A passenger plane crashed in northern Colombia, killing all 15 people on board, according to the country's state-run airline Satena. The crash occurred on Tuesday, and Satena confirmed the "fatal accident" involving its Beechcraft 1900 aircraft in a statement, BBC World reported.
The wreckage was located in a mountainous area in North Santander, Colombia, according to Reuters. Satena stated that contact with the plane was lost 11 minutes before its scheduled landing in the city of Ocaña, near the Venezuelan border, at 12:05 local time, BBC World reported. The official passenger list included lawmaker Diógenes Quintero Amaya and Carlos Salcedo, a candidate in upcoming congressional elections, according to BBC World.

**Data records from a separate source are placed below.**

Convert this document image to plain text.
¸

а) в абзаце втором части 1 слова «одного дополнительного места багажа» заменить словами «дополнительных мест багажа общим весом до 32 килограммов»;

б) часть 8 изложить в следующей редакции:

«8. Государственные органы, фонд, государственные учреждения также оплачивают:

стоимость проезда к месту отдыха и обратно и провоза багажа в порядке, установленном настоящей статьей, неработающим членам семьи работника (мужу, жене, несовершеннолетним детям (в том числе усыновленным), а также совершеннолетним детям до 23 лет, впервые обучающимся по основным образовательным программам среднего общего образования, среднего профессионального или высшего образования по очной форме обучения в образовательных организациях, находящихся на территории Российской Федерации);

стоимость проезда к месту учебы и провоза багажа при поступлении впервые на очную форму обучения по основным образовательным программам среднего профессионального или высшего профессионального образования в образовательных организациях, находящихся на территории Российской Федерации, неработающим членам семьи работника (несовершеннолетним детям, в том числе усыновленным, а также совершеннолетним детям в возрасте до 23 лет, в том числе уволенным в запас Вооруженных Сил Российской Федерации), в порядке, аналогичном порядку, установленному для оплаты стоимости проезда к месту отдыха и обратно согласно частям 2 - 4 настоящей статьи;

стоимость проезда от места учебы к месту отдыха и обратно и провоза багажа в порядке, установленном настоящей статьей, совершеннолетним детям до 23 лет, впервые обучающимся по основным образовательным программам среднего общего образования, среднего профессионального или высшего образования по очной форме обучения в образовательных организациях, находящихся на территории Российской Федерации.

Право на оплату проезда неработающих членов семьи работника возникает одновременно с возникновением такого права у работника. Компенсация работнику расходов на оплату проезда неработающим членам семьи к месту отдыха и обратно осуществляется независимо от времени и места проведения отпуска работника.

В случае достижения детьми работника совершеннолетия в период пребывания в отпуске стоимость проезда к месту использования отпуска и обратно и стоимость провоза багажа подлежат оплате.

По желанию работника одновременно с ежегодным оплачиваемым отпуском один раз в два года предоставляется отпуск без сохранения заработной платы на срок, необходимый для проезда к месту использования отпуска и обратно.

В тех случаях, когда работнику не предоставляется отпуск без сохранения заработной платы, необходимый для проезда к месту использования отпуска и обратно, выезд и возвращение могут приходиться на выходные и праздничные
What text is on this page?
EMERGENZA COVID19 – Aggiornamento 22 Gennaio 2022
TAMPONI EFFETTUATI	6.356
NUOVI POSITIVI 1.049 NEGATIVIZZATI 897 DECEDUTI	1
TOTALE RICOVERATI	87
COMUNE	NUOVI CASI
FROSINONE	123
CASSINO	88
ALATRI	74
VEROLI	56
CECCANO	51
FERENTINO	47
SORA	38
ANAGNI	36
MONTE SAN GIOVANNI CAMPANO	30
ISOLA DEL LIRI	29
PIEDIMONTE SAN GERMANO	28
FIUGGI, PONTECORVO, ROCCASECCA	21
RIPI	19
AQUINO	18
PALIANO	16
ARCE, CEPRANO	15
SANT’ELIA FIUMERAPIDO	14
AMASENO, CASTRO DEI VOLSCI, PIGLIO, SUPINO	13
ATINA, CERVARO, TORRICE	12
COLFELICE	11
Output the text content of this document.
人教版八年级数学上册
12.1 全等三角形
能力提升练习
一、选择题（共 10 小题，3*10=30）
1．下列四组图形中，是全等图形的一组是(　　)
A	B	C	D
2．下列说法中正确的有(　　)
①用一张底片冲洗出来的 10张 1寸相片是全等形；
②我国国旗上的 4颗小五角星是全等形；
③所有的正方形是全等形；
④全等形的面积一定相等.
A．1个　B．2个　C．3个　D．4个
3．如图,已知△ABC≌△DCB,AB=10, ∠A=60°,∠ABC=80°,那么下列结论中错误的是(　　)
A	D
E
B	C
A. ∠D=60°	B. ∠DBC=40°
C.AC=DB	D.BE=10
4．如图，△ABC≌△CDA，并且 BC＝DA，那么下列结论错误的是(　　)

In other news, Waymo, the US driverless car firm owned by Google-parent Alphabet, announced plans to launch a robotaxi service in London as early as September, according to BBC Technology and BBC Business. The UK government plans to change regulations in the second half of 2026 to enable driverless taxis, but has not provided a specific date, BBC Technology and BBC Business reported. A pilot service is scheduled to launch in April, according to Waymo, BBC Technology and BBC Business reported. Local Transport Minister Lilian Greenwood stated, "We're supporting Waymo and other operators through our passenger pilots, and pro-innovation regulations to make self-driving cars a reality on British roads," according to BBC Technology and BBC Business.
Meanwhile, Mexico's president, Claudia Sheinbaum, confirmed the cancellation of an oil shipment to Cuba, The Guardian reported. She insisted the decision was a sovereign one and not a response to pressure from the US, after former President Trump said zero oil would go to Cuba, according to The Guardian. Fuel shortages are causing increasingly severe blackouts in Cuba, and Mexico has been the island's biggest oil supplier since the US blocked shipments, according to The Guardian.
In the United States, a five-year-old US citizen named Génesis Ester Gutiérrez Castellanos was deported to Honduras on January 11 alongside her mother, Karen Guadalupe Gutiérrez Castellanos, The Guardian reported. Génesis, who had never known Honduras, misses her cousins, classmates, and kindergarten teachers in Austin, Texas, according to The Guardian. Génesis's mother, whose visa application was pending, plans to send her daughter back to the US soon, accompanied by another relative, The Guardian reported.